A snap poll of the teachers’ union members, carried out after the prime minister’s announcement, found 92% “would not feel safe with the proposed wider opening of schools”.
Parents on the BBC’s Facebook page questioned how practical it would be to apply social distancing with young children.
“Reception and Year 1 will totally understand social distancing, right?” posted Rachel Marshall.
Leona Shergold said: “There is no way of keeping 4-5 year olds two metres apart from their friends.”

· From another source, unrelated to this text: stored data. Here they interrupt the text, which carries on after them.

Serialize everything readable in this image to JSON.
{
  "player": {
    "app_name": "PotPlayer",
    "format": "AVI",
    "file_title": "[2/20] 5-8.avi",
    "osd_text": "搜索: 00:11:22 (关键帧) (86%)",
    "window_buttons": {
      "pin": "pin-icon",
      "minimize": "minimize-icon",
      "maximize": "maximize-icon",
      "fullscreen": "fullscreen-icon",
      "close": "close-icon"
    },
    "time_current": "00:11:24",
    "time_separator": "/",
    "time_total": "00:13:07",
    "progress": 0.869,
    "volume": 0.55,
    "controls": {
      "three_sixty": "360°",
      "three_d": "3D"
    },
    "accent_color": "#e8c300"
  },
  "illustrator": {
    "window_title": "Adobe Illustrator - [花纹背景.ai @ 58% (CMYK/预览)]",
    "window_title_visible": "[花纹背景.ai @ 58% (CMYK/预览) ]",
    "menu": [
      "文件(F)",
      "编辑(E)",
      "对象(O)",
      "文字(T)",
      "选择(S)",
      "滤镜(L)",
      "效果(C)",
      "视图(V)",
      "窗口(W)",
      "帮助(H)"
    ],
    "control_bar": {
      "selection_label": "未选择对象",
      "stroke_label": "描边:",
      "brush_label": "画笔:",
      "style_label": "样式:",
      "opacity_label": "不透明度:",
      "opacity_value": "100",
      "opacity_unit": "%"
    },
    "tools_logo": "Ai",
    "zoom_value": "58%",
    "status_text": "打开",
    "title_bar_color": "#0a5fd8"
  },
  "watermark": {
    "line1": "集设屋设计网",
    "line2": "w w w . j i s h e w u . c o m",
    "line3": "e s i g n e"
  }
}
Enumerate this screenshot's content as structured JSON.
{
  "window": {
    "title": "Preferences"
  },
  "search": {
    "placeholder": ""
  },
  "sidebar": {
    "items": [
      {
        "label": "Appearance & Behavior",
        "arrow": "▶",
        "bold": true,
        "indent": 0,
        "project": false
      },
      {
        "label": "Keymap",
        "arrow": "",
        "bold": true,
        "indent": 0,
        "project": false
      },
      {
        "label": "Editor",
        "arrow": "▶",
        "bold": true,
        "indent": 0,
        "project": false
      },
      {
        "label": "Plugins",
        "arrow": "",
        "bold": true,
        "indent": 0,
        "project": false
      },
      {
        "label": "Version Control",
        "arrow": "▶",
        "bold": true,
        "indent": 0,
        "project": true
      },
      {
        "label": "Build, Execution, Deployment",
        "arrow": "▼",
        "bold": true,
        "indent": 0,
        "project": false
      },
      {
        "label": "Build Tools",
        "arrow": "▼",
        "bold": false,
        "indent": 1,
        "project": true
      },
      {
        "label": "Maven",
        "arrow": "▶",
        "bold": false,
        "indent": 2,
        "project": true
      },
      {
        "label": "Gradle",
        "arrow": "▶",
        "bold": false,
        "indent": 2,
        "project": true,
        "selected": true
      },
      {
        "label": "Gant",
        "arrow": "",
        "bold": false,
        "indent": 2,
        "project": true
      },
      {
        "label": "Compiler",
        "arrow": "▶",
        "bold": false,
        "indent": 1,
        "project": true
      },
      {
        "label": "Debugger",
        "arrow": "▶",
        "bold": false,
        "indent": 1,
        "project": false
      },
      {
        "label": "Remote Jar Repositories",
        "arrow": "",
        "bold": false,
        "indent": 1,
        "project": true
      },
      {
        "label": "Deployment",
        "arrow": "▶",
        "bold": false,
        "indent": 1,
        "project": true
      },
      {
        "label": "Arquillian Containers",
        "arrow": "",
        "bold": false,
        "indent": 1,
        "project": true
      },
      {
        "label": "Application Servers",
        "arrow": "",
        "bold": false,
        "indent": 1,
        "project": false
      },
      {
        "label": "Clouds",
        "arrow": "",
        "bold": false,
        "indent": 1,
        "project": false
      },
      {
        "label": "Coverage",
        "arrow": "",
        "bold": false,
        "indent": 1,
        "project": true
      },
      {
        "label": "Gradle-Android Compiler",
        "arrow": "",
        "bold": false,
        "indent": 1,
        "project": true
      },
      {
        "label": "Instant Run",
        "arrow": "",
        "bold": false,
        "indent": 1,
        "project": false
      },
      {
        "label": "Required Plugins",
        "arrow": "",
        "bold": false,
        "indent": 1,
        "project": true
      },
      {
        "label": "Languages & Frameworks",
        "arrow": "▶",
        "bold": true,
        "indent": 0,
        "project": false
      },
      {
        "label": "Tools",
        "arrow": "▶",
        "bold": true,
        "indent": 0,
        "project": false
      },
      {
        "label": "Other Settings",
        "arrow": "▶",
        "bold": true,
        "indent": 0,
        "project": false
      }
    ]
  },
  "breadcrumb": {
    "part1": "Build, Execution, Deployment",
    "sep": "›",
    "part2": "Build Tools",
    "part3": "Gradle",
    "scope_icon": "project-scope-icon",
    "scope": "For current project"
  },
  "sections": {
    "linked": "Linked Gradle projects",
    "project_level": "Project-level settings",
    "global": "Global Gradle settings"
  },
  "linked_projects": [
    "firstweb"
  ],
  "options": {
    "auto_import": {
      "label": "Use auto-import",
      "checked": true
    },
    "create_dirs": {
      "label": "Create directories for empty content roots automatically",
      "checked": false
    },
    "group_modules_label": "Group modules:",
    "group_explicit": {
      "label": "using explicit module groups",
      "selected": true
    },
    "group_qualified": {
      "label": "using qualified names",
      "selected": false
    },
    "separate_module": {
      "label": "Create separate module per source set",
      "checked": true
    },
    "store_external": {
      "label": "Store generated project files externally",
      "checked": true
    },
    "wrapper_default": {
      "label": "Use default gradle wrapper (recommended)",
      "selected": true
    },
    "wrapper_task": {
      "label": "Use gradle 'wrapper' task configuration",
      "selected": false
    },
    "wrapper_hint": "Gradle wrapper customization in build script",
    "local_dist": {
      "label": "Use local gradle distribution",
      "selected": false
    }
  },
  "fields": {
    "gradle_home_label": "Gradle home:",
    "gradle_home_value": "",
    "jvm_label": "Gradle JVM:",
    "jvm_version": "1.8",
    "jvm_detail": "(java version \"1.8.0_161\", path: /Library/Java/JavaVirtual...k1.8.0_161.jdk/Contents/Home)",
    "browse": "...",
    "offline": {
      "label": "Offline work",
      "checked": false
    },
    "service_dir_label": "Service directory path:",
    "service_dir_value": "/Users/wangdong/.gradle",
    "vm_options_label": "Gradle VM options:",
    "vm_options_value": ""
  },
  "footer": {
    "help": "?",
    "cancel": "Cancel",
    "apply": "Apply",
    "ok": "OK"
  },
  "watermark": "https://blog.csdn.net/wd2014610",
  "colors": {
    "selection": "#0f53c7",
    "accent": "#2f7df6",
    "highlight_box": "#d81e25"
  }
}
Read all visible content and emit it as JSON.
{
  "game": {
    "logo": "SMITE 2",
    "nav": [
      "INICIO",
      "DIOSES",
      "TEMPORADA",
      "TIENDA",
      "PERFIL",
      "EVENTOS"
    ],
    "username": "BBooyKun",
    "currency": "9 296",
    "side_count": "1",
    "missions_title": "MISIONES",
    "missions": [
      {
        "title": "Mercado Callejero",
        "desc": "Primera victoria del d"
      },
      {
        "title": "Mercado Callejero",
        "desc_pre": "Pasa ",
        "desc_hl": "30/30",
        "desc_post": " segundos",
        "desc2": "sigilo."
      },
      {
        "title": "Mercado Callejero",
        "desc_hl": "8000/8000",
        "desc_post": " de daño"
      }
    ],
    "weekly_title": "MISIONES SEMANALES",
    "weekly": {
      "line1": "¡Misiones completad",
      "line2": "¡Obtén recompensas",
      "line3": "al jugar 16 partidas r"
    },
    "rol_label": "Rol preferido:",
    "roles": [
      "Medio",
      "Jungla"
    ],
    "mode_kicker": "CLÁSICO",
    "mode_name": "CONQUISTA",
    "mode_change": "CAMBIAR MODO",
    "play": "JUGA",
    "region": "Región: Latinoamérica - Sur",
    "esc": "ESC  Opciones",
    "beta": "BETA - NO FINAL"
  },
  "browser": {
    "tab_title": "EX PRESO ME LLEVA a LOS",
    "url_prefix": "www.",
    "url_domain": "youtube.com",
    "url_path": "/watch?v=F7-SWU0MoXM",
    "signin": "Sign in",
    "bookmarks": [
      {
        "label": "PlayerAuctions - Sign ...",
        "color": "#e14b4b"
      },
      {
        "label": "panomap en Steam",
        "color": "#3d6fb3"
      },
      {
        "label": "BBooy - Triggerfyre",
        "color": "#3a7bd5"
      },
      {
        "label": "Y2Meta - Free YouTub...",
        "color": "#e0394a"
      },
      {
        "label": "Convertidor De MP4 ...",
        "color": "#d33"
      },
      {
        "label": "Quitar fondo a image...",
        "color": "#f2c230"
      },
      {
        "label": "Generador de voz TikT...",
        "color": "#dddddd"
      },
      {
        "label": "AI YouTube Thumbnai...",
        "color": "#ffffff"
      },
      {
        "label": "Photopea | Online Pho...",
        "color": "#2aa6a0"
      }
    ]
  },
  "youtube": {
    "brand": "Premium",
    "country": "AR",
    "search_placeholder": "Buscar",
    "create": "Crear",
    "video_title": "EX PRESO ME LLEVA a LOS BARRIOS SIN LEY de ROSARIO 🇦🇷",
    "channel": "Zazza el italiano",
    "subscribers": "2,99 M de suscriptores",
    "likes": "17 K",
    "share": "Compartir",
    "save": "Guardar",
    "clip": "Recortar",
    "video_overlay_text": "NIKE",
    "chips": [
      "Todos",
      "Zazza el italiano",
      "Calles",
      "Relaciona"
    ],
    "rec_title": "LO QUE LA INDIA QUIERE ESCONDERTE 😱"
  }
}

Bringing back Year 6 pupils “makes sense”, posted Rachel Burrows. “They could do social distancing.” But she did not think that would work with Reception and Year 1.
In countries which have already begun to reopen schools, such as Denmark, teachers have reported that social distancing can be hard to enforce – and instead have focused on keeping children in small, separate groups and using lots of hand washing.
In Wales, the First Minister Mark Drakeford has already ruled out following the same timetable as England.
“We’re not going to be reopening schools in Wales in the next three weeks, or indeed in June,” he said.
In Scotland, the government has warned that fully reopening primary schools ran the risk of “overwhelming” the NHS.
In Northern Ireland, Education Minister Peter Weir has spoken of a possible phased return of schools in September.